The so-called unity refers to an invention or utility New patent applications should be limited to one invention or utility model. Two or more inventions or utility models belonging to a general inventive concept can be filed as one application. That is to say, one application is only allowed to involve one invention or utility model. If an application includes several inventions or utility models, it will only be allowed if there is a general inventive concept interrelated among all the inventions or utility models. This is the unity requirement for patent applications. The main reasons why a patent application should comply with the requirement of unity are: (1) Economic reasons: to prevent the applicant from paying for only one patent and obtaining protection for several different inventions or utility models. (2) Technical reasons: To facilitate the classification, search and examination of patent applications.
claims proposed in gene patent applicationWith such a broad requirement, does it meet the requirement of unity? It is necessary to understand the special case of unity, that is, the provisions on "general inventive concept". Article 35 of the Implementing Rules of the Patent Law stipulates that two or more inventions or utility models belonging to a general inventive concept shall be technically related to each other and contain one or more identical or corresponding specific technical features, among which, " "Specific technical features" refer to the technical features of each invention or utility model that are considered as a whole and contribute to the existing technology. The above provisions define a method for determining whether two or more inventions claimed in an application belong to one general inventive concept. That is to say, two or more inventions that belong to a general inventive concept must be technically related to each other, and this correlation is expressed in their claims by the same or corresponding specific technical features. The above provisions also define "specific technical characteristics". "Specific technical features" is a concept specifically proposed to evaluate the unity of patent applications. It should be understood as those technical features that reflect the contribution of the invention to the prior art, that is, make the invention novel compared to the prior art. and inventiveness, and shall be determined after considering each claimed invention as a whole. It can be seen that the rights in gene patent applications include proteins, DNA molecules, expression vectors, host cells, methods of producing proteins, pharmaceutical compositions, antibodies to proteins, probes for specifically detecting XXDNA, methods of detecting diseases, uses of proteins, etc. The required items must be interrelated, for example, the protein and the method of producing the protein must be consistent, otherwise it will not meet the unity requirement and cannot be patented.

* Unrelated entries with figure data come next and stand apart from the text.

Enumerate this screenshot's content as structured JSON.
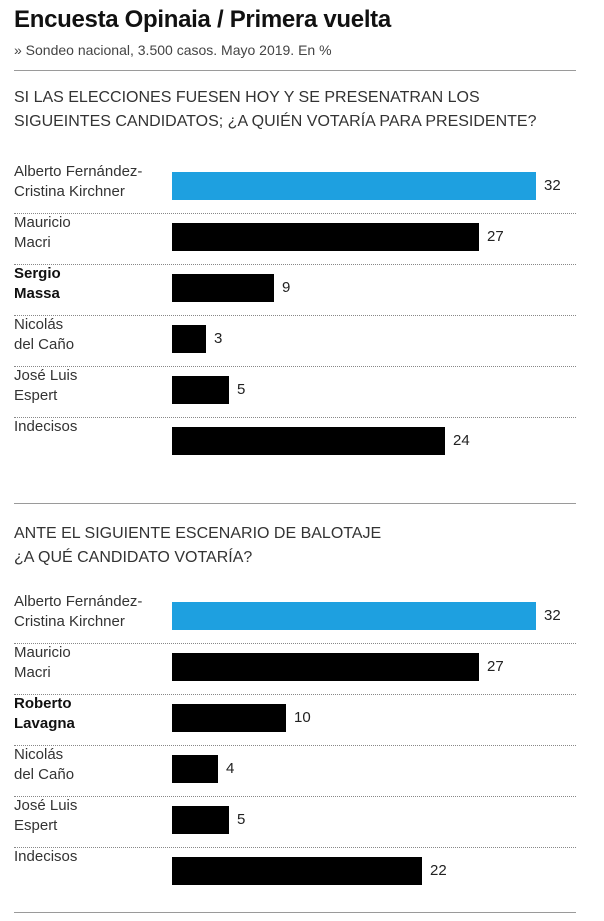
{
  "header": {
    "title": "Encuesta Opinaia / Primera vuelta",
    "subtitle": "» Sondeo nacional, 3.500 casos. Mayo 2019. En %"
  },
  "colors": {
    "highlight": "#1ea0e0",
    "bar": "#000000"
  },
  "chart_data": [
    {
      "type": "bar",
      "orientation": "horizontal",
      "title": "SI LAS ELECCIONES FUESEN HOY Y SE PRESENATRAN LOS SIGUEINTES CANDIDATOS; ¿A QUIÉN  VOTARÍA PARA PRESIDENTE?",
      "title_lines": [
        "SI LAS ELECCIONES FUESEN HOY Y SE PRESENATRAN LOS",
        "SIGUEINTES CANDIDATOS; ¿A QUIÉN  VOTARÍA PARA PRESIDENTE?"
      ],
      "categories": [
        [
          "Alberto Fernández-",
          "Cristina Kirchner"
        ],
        [
          "Mauricio",
          "Macri"
        ],
        [
          "Sergio",
          "Massa"
        ],
        [
          "Nicolás",
          "del Caño"
        ],
        [
          "José Luis",
          "Espert"
        ],
        [
          "Indecisos"
        ]
      ],
      "values": [
        32,
        27,
        9,
        3,
        5,
        24
      ],
      "highlight_index": 0,
      "bold_index": 2,
      "xlim": [
        0,
        32
      ],
      "grid": false
    },
    {
      "type": "bar",
      "orientation": "horizontal",
      "title": "ANTE EL SIGUIENTE ESCENARIO DE BALOTAJE ¿A QUÉ CANDIDATO VOTARÍA?",
      "title_lines": [
        "ANTE EL SIGUIENTE ESCENARIO DE BALOTAJE",
        "¿A QUÉ CANDIDATO VOTARÍA?"
      ],
      "categories": [
        [
          "Alberto Fernández-",
          "Cristina Kirchner"
        ],
        [
          "Mauricio",
          "Macri"
        ],
        [
          "Roberto",
          "Lavagna"
        ],
        [
          "Nicolás",
          "del Caño"
        ],
        [
          "José Luis",
          "Espert"
        ],
        [
          "Indecisos"
        ]
      ],
      "values": [
        32,
        27,
        10,
        4,
        5,
        22
      ],
      "highlight_index": 0,
      "bold_index": 2,
      "xlim": [
        0,
        32
      ],
      "grid": false
    }
  ]
}
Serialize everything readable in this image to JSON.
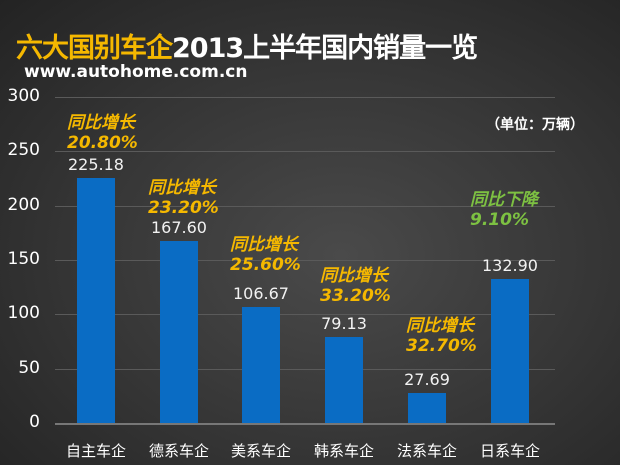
{
  "title": {
    "highlight": "六大国别车企",
    "rest": "2013上半年国内销量一览"
  },
  "url": "www.autohome.com.cn",
  "unit": "（单位：万辆）",
  "colors": {
    "bar": "#0a6cc4",
    "increase": "#f5b800",
    "decrease": "#7dc142",
    "title_highlight": "#f5b800"
  },
  "y_ticks": [
    "0",
    "50",
    "100",
    "150",
    "200",
    "250",
    "300"
  ],
  "bars": [
    {
      "category": "自主车企",
      "value": "225.18",
      "change_label": "同比增长",
      "change_pct": "20.80%",
      "trend": "up"
    },
    {
      "category": "德系车企",
      "value": "167.60",
      "change_label": "同比增长",
      "change_pct": "23.20%",
      "trend": "up"
    },
    {
      "category": "美系车企",
      "value": "106.67",
      "change_label": "同比增长",
      "change_pct": "25.60%",
      "trend": "up"
    },
    {
      "category": "韩系车企",
      "value": "79.13",
      "change_label": "同比增长",
      "change_pct": "33.20%",
      "trend": "up"
    },
    {
      "category": "法系车企",
      "value": "27.69",
      "change_label": "同比增长",
      "change_pct": "32.70%",
      "trend": "up"
    },
    {
      "category": "日系车企",
      "value": "132.90",
      "change_label": "同比下降",
      "change_pct": "9.10%",
      "trend": "down"
    }
  ],
  "chart_data": {
    "type": "bar",
    "title": "六大国别车企2013上半年国内销量一览",
    "subtitle": "www.autohome.com.cn",
    "categories": [
      "自主车企",
      "德系车企",
      "美系车企",
      "韩系车企",
      "法系车企",
      "日系车企"
    ],
    "values": [
      225.18,
      167.6,
      106.67,
      79.13,
      27.69,
      132.9
    ],
    "annotations": [
      "同比增长 20.80%",
      "同比增长 23.20%",
      "同比增长 25.60%",
      "同比增长 33.20%",
      "同比增长 32.70%",
      "同比下降 9.10%"
    ],
    "xlabel": "",
    "ylabel": "单位：万辆",
    "ylim": [
      0,
      300
    ],
    "yticks": [
      0,
      50,
      100,
      150,
      200,
      250,
      300
    ],
    "grid": true,
    "legend": "none"
  }
}
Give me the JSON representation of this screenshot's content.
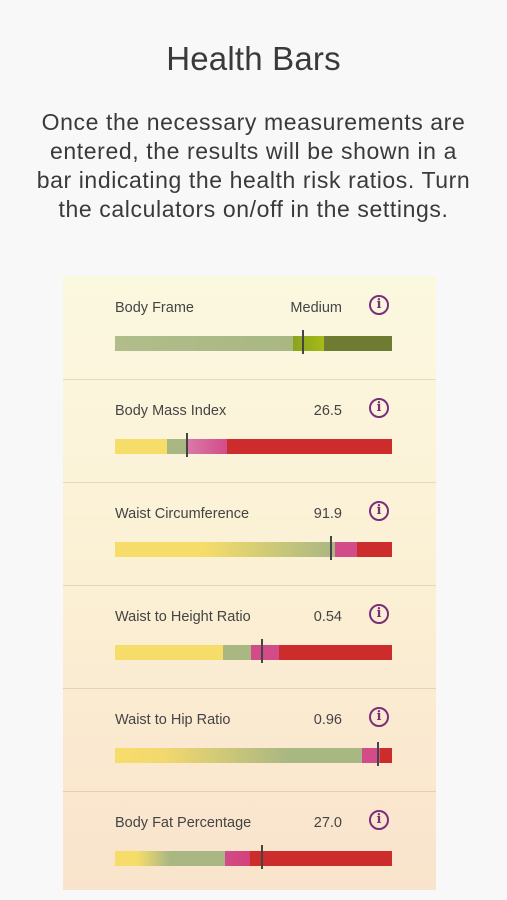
{
  "header": {
    "title": "Health Bars",
    "intro": "Once the necessary measurements are entered, the results will be shown in a bar indicating the health risk ratios. Turn the calculators on/off in the settings."
  },
  "colors": {
    "info_icon": "#7b2f7a",
    "yellow": "#f6dd6a",
    "sage": "#a9b783",
    "pink": "#d24c8a",
    "red": "#cc2c2c",
    "olive": "#6f7a33",
    "lime": "#a6ba17"
  },
  "metrics": [
    {
      "label": "Body Frame",
      "value": "Medium",
      "icon": "info-icon",
      "marker_fraction": 0.68
    },
    {
      "label": "Body Mass Index",
      "value": "26.5",
      "icon": "info-icon",
      "marker_fraction": 0.26
    },
    {
      "label": "Waist Circumference",
      "value": "91.9",
      "icon": "info-icon",
      "marker_fraction": 0.78
    },
    {
      "label": "Waist to Height Ratio",
      "value": "0.54",
      "icon": "info-icon",
      "marker_fraction": 0.53
    },
    {
      "label": "Waist to Hip Ratio",
      "value": "0.96",
      "icon": "info-icon",
      "marker_fraction": 0.95
    },
    {
      "label": "Body Fat Percentage",
      "value": "27.0",
      "icon": "info-icon",
      "marker_fraction": 0.53
    }
  ]
}
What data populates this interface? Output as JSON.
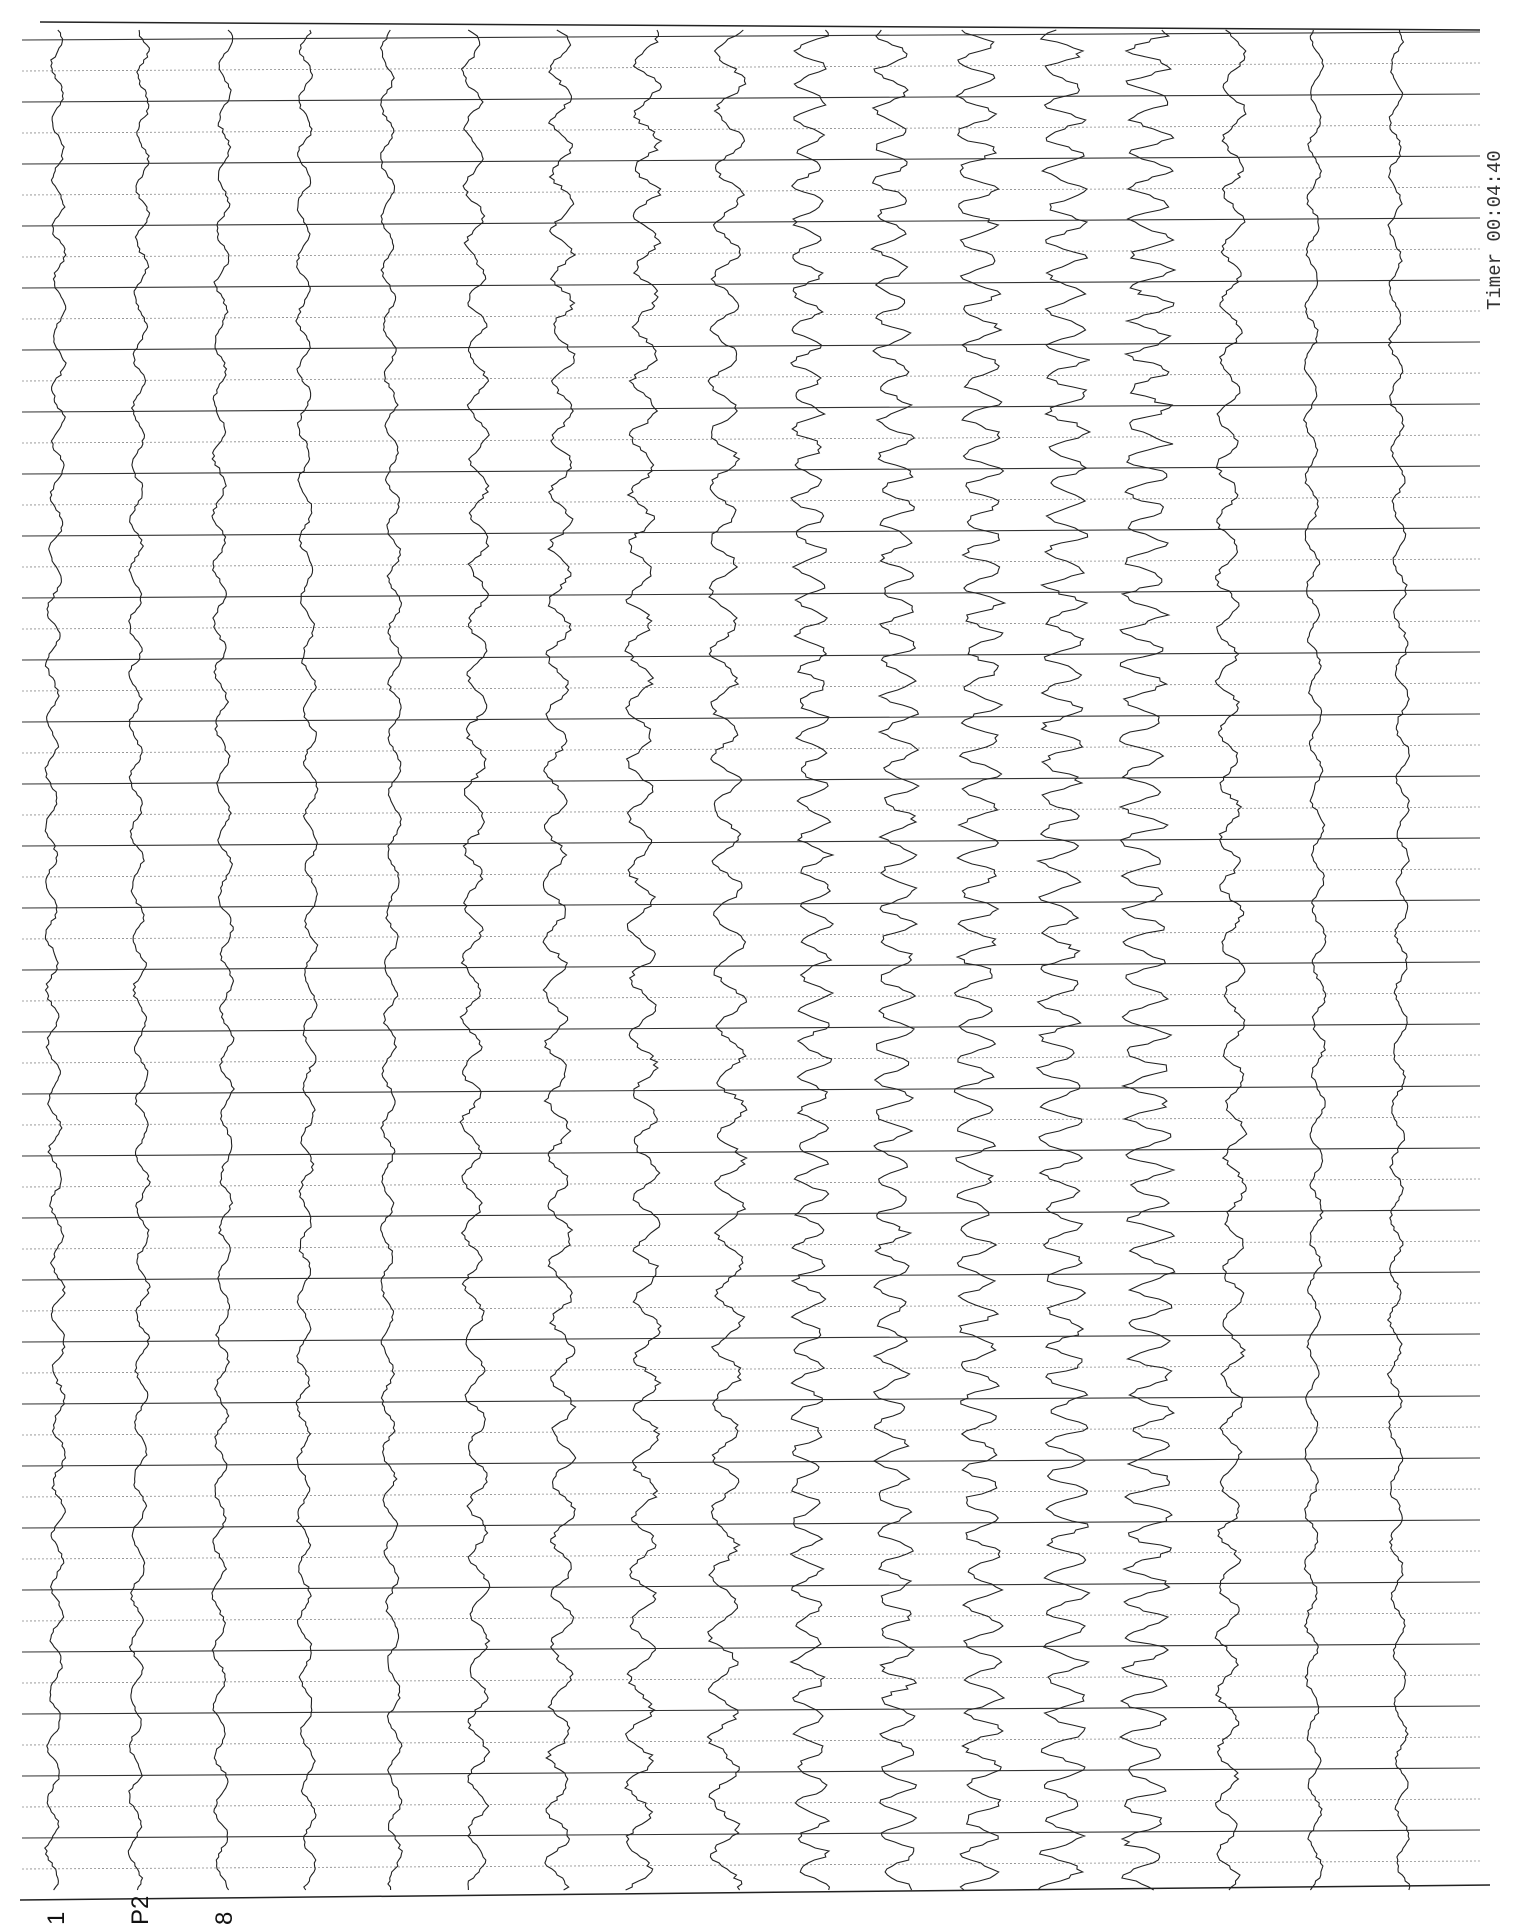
{
  "channel_labels": [
    "1",
    "P2",
    "8"
  ],
  "timer": "Timer 00:04:40"
}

B. Full disclosure and scope of claims
Instructions include materials (DNA, vector, host, polypeptide or protein and The description of compositions) and methods, i.e. preparation methods, should be as comprehensive as possible. The description is the basis for the claim. Every necessary technical feature in the claim is expressed as an element of the invention, so that a person skilled in the field can reproduce it accordingly. This is a lower requirement for a patent. Prevent new claims from being made in rights requests. At the same time, the initially submitted claim itself is the best evidence of disclosure described in the specification.
Full disclosure of technology, this is the price that the patentee should pay to society for obtaining the patent (monopoly right). Overly broad claims should be restricted, the interests of the inventor and social interests should be balanced, and the rights holder’s monopoly rights should not exceed his technical contribution to society. Even if the applicant needs to understand what constitutes sufficient disclosure, it cannot be allowed to allow others to use simple substitution methods to avoid the patentee's encroachment. Rights holders are only allowed to limit their requests to technical solutions that they can actually implement.
Granting a patent requires specific disclosure of the function of the gene, such as Treat a disease. This rule applies to both human genes and other biological genes. The function of a gene should be based on the protein it expresses. Only by discovering the specific role of a gene in an organism can a wider scope of protection be granted. Because DNA may be an evolutionary relic that may not have any function in the organism. Of course, if a gene is identified that is genetically proven to have a known function, it may be patentable if it controls eye color, causes a specific disease, etc. But if it is merely claimed to encode a certain product, it cannot be granted, even if evidence is later provided, because the evidence does not reveal its biological function. Having a similarity does not achieve any concrete utility.